Saturday 14 January 2017

Join the Adventure!

It's been a good week, with two particular highlights. On Thursday, our 'Hub Team' (i.e. leadership team for our 4 churches) had a day away together, just catching up on where each church is at and taking time out for prayer. Then today, we had another of our 'Worship4Today' seminars, which I normally lead with a colleague but today was led by one of the authors, Helen Bent - an excellent musician and teacher. The session took us on a journey through the history of church music, and ended with us singing together a variety of music from Anglican chant to one of the latest worship songs. There was a golden thread throughout which joined us with those godly men and women who have gone before us, now offering their worship in music on a farther shore.

I think that tomorrow is especially significant in our preaching series. Having traced the story of God's salvation through the Old Testament to the birth and baptism of Jesus, we arrive at the crucial word 'Today'.  Jesus has gone home to Nazareth (Luke 4.16-30), takes the scroll of the prophet Isaiah, and reads the first few verses of chapter 61. Then he begins, 'Today, this scripture is fulfilled in your hearing.' Not only are the hearers indignant that this carpenter's son is apparently claiming to be Messiah, but his mandate (the Nazareth Manifesto) makes clear he is a compassionate healer and merciful redeemer, not a political activist. He brings good news to the poor, release to captives, sight to the blind, release for the oppressed. In other words, people not like those likely to be found in synagogues! Not surprisingly, Jesus is driven out but escapes (this time) with his life. As John would put it, his time has not yet come.

It makes you wonder what is the mandate of the followers of Jesus today. Are we also wanting to recruit Jesus to our cause, or are we with him? As Abraham Lincoln put it, My concern is not whether God is on our side; my greatest concern is to be on God's side. I am currently reading a book called Dirty Glory, by Pete Greig, who founded the 24/7 prayer movement some years ago.
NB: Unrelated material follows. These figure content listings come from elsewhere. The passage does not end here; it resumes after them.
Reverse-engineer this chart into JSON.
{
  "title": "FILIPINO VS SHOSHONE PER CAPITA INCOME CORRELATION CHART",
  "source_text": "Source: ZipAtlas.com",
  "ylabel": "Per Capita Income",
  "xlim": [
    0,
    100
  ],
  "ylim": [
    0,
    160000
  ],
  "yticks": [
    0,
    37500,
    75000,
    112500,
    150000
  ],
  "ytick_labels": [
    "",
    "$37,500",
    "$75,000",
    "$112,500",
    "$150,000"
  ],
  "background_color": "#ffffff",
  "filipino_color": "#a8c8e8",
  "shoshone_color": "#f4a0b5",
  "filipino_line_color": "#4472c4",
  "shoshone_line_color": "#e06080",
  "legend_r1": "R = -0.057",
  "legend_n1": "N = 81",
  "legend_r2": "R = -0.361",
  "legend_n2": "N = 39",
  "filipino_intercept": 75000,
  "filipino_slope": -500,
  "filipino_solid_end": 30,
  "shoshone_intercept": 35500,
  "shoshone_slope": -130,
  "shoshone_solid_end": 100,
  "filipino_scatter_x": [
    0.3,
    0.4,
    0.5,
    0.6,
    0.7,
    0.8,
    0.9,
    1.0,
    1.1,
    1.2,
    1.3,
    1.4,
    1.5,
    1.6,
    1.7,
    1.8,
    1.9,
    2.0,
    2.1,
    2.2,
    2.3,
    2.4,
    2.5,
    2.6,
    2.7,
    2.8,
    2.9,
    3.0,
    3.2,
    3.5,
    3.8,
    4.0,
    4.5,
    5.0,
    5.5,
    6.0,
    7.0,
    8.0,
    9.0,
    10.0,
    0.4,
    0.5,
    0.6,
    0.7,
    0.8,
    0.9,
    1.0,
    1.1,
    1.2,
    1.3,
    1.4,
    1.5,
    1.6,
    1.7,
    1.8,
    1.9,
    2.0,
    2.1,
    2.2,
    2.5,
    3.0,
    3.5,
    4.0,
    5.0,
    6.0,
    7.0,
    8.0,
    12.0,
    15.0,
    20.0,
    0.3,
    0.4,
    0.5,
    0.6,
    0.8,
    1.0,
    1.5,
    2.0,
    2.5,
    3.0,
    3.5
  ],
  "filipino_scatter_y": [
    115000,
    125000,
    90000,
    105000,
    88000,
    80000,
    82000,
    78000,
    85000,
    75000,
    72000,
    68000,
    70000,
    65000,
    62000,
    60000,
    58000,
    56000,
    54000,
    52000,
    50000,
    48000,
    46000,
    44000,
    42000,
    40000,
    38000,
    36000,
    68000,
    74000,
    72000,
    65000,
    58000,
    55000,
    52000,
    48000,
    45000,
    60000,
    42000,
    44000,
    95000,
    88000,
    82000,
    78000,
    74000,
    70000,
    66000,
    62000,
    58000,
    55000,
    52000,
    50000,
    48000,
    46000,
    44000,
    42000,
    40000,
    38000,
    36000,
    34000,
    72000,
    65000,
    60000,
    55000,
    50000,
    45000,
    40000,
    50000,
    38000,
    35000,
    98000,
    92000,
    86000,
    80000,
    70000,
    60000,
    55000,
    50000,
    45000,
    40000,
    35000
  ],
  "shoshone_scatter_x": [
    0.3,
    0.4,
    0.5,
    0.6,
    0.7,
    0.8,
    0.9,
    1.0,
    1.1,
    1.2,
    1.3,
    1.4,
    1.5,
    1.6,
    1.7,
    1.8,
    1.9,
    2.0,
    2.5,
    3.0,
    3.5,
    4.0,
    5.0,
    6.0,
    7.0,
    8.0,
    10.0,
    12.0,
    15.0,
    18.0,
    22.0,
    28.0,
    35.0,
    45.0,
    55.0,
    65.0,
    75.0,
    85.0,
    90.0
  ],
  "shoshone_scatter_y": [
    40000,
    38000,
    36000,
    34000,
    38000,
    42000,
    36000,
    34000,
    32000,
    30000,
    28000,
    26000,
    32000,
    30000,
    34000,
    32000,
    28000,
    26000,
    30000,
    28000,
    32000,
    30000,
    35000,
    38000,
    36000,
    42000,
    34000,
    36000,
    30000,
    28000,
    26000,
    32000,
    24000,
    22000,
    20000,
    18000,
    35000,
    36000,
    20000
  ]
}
Some of it makes your hair stand on end as, in response to prayer, present-day disciples of Jesus have found themselves carrying out precisely the same manifesto as Jesus in the most unlikely places from clubbers in Ibiza to pimps and prostitutes in Mexico.

Commenting on this passage from Luke, Pete Greig says The call to justice and mercy is the inevitable consequence of a call to walk in the footsteps of Jesus. And he quotes the Emperor Julian who complained bitterly in 362 about Christians' care for the neediest in society: Those impious Galileans not only feed their own poor, but ours also...Whilst the pagan priests neglect the poor, the hated Galileans devote themselves to works of charity.

To join the Adventure of Jesus is not just about personal salvation; it is also about the salvation of the world. God's ultimate purpose.